Back of the church      

1967, groups of young friends from Ball State University, Ind. and from the University Friends Church, Wichita, Kans. helped build terrace walls and poured cement walks around the church buildings, as well as laying floor tile and painting Sunday School rooms. David Bills was the adult leader.

      1968, David Barnard, who was serving his alternative service repainted the church dining room, the ceiling of church, the Loom House, and the outside of the parsonage. He also painted the ceilings of the downstairs rooms in the parsonage.

 The partitions at the back of the church were no longer used so they were removed to make the church larger.

In 1968 Quivering Arrow Camp was held for only children of grades four through eight.  The high school campers were taken to Rockcleft, the Nebraska Yearly Meetings church camp, in Colorado.  It was decided to continue the division of quivering Arrow Camp so a school bus was purchased to take campers from all four churches to Rockcleft camp.

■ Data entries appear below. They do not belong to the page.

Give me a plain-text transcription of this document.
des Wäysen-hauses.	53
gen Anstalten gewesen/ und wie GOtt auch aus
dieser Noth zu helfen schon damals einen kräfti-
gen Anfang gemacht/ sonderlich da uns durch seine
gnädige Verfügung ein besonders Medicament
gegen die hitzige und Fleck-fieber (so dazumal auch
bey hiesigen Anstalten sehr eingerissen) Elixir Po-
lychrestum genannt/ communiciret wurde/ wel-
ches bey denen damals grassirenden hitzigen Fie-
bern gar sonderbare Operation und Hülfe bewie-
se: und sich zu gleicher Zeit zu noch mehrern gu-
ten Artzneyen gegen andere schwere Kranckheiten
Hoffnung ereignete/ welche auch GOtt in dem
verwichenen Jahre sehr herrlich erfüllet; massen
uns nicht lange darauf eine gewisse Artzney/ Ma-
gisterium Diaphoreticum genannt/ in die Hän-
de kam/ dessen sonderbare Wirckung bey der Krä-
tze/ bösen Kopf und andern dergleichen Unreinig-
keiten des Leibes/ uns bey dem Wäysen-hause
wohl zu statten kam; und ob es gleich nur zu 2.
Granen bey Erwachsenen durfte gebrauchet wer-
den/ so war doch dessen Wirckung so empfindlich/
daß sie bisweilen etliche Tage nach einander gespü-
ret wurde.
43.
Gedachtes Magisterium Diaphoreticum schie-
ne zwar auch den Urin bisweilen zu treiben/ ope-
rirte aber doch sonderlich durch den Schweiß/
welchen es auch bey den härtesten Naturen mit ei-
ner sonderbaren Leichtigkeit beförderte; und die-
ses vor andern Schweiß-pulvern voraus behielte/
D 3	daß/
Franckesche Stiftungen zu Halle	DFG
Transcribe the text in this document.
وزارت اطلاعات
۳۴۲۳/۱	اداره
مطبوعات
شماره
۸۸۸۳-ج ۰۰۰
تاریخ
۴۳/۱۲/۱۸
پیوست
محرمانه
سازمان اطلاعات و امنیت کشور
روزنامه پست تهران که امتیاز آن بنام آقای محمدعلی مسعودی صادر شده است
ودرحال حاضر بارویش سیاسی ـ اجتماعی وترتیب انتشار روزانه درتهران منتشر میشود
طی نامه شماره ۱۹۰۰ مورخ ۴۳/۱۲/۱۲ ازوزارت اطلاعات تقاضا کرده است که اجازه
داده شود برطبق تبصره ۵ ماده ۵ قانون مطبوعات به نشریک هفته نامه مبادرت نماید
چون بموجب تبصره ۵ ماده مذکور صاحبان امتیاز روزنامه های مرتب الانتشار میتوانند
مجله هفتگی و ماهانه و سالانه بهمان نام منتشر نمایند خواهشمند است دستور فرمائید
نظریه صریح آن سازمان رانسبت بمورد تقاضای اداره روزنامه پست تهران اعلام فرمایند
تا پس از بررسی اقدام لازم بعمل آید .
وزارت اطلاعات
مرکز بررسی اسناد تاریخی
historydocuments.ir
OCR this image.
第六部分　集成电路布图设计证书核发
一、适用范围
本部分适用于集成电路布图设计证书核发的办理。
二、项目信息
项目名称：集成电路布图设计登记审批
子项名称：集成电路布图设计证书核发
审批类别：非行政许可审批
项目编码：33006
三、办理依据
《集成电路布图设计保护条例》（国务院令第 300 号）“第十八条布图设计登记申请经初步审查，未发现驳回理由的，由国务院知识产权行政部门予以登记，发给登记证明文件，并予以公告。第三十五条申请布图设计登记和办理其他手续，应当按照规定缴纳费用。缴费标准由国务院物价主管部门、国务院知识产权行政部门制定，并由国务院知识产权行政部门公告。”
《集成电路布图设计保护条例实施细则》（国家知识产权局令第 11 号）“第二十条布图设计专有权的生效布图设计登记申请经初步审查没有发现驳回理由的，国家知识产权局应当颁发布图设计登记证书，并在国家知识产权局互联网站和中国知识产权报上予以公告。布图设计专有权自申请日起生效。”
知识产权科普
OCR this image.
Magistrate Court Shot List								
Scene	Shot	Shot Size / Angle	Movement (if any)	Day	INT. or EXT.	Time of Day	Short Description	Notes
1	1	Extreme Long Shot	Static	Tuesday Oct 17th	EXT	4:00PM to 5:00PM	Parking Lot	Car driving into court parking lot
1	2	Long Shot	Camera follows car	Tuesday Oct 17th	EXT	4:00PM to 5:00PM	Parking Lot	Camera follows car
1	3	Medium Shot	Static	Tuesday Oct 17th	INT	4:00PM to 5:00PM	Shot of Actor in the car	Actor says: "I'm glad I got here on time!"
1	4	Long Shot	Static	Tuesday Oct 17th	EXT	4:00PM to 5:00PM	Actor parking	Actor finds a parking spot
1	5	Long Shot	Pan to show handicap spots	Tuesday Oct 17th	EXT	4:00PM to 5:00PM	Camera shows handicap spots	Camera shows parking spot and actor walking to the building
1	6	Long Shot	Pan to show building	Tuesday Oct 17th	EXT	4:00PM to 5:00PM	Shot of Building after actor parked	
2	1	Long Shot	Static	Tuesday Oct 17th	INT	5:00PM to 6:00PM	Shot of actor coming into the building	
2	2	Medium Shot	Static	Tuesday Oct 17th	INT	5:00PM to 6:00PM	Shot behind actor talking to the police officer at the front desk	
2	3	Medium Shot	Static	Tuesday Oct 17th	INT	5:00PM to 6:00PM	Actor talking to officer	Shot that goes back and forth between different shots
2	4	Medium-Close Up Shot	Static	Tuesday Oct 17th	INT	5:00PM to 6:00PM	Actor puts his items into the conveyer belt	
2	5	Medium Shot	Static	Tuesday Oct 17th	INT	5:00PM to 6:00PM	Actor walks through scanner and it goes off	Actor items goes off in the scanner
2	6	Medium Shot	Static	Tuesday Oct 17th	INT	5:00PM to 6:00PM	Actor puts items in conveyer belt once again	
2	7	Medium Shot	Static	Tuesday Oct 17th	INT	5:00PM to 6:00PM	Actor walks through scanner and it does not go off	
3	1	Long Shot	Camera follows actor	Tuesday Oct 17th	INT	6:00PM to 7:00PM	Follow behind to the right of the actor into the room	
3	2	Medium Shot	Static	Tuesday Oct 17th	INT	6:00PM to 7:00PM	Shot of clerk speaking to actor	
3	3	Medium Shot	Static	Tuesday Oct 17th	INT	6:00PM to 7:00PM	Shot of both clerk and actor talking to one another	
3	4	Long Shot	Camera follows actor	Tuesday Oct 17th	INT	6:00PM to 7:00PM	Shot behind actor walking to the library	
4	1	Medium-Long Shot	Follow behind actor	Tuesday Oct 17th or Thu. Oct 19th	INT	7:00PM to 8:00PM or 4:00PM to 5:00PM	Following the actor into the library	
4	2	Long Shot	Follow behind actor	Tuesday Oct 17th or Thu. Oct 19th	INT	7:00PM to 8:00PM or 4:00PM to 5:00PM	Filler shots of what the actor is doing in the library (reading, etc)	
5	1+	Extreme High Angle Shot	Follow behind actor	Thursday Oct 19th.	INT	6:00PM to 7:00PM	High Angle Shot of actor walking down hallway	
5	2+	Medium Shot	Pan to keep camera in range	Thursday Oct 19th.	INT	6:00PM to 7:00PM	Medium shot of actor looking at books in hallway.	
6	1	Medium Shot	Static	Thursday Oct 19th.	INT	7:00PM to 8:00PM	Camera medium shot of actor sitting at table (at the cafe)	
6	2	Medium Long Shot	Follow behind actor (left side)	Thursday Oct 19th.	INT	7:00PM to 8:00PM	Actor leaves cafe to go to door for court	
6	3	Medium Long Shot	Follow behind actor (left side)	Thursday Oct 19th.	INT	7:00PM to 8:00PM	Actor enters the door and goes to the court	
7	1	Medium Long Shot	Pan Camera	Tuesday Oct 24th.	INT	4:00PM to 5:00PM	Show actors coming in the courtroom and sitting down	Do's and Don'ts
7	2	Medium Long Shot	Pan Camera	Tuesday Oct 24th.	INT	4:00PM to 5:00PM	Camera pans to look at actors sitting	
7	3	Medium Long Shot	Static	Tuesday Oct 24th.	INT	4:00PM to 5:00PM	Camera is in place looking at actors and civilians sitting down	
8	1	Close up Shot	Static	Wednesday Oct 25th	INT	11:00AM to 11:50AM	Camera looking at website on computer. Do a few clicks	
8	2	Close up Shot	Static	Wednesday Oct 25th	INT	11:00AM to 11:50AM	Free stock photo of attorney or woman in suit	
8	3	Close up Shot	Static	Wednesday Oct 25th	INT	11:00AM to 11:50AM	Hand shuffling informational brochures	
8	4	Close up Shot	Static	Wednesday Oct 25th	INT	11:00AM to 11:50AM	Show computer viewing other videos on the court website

November, 1968, Council House Monthly Meeting became an associate member of Nebraska Yearly Meeting. 
1969, a new partition was built around the stairs at the back of the church to separate the sanctuary from the downstairs kitchen and dining room.
seneca logo
May, 1969, thirty to forty Council House folks took part in the Pageant celebrating the 100th anniversary of the Associated Executive Committee of Friends on Indian affairs.  The occasion was at the 100th Annual meeting, held at the Wyandotte Friends Church.  The pageant was May 3, at the Seneca Indian School.

The Council House part was in two scenes.  The first was acting out the Conversion of Jack Armstrong, based on Jeremiah Hubbard’s words in his “Forty years among the Indians”.  The second scene was acting out the July22, 1939 minutes of the Council House Friends Meeting.

New pews were brought for the space at the back of the church.  A new piano for the church was brought with the help of local friends the same year. 

1970, July 20-24. Began having Daily Vacation Bible School from 9:30-2:30 instead of having it for ten mornings. 
From 1970-1978 a number of work camps helped in various ways.  They built stone walls and side walls to terrace the sloping church and camp use.

In 1972, four camps built the pavilion for church and camp use.

In 1974 work campers and local people built a second girls barracks for camp.  Other work campers built bunks for boys in the boy’s barracks and helped prepare the grounds and building for Quivering Arrow Camp sessions.  Some people have stayed on to help with the camp.